Lattice calculations on the spectrum of Dirac and Dirac-K\"ahler operators

TL;DR

This paper introduces a matrix-based method for calculating the spectrum and analytical index of elliptic operators like Dirac and Dirac-Kähler on compact Riemannian manifolds, providing exact results and insights.

Contribution

It presents a novel matrix technique to exactly compute spectra and indices of elliptic operators, including Dirac and Dirac-Kähler, on specific manifolds.

Findings

Exact spectrum of Dirac operator on torus and sphere obtained

Analytical index of Dirac operator calculated on these manifolds

Spectrum of Dirac-Kähler operator on the sphere explored

Abstract

We present a matrix technique to obtain the spectrum and the analytical index of some elliptic operators defined on compact Riemannian manifolds.

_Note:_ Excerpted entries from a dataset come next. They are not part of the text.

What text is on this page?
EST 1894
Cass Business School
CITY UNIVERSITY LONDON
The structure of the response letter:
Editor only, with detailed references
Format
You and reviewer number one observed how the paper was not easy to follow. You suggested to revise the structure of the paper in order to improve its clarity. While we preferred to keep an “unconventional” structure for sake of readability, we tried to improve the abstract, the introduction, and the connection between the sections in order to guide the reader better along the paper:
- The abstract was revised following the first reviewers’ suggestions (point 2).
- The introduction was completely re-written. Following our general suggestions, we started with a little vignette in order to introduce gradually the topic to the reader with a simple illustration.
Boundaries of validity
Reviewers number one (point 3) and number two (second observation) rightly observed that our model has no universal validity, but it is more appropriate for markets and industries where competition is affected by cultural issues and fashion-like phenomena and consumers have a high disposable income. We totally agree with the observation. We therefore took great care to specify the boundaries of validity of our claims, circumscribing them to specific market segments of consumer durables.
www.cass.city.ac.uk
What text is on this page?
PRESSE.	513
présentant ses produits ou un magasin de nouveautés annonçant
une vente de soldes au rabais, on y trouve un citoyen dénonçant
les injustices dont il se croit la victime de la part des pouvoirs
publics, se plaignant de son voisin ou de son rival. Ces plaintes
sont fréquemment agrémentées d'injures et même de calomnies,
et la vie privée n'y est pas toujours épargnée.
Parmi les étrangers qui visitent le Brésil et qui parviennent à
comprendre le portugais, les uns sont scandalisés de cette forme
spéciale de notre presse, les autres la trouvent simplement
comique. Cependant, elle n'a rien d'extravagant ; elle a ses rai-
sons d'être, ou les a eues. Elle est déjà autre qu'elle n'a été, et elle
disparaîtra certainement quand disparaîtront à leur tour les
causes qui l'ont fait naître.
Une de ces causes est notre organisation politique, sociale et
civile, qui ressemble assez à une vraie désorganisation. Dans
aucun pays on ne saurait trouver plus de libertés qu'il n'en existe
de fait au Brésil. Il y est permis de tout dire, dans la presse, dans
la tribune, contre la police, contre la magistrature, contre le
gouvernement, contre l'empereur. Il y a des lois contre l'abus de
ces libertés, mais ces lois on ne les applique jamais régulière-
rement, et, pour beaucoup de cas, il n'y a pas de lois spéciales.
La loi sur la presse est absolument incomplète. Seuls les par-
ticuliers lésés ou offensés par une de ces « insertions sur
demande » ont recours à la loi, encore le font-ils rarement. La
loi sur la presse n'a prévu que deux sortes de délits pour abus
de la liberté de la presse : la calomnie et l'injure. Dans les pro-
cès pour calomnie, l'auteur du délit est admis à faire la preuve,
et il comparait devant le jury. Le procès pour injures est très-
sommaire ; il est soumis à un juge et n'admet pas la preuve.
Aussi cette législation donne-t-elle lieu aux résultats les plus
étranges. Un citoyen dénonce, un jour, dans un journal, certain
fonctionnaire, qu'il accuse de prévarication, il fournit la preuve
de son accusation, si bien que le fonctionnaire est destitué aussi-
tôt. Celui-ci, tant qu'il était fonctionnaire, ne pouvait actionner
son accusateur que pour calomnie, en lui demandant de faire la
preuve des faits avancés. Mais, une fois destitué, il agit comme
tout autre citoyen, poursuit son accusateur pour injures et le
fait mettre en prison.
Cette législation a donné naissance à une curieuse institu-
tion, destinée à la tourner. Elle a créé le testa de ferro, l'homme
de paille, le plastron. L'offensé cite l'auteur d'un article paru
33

The method uses matrix representations of the derivative which yield exact values for the derivative of a trigonometric polynomial. These matrices can be used to find the exact spectrum of an elliptic operator in particular cases and in general, to give insight into the properties of the solution of the spectral problem. As examples, the analytical index and the eigenvalues of the Dirac operator on the torus and on the sphere are obtained and as an application of this technique, the spectrum of the Dirac-Kahler operator on the sphere is explored.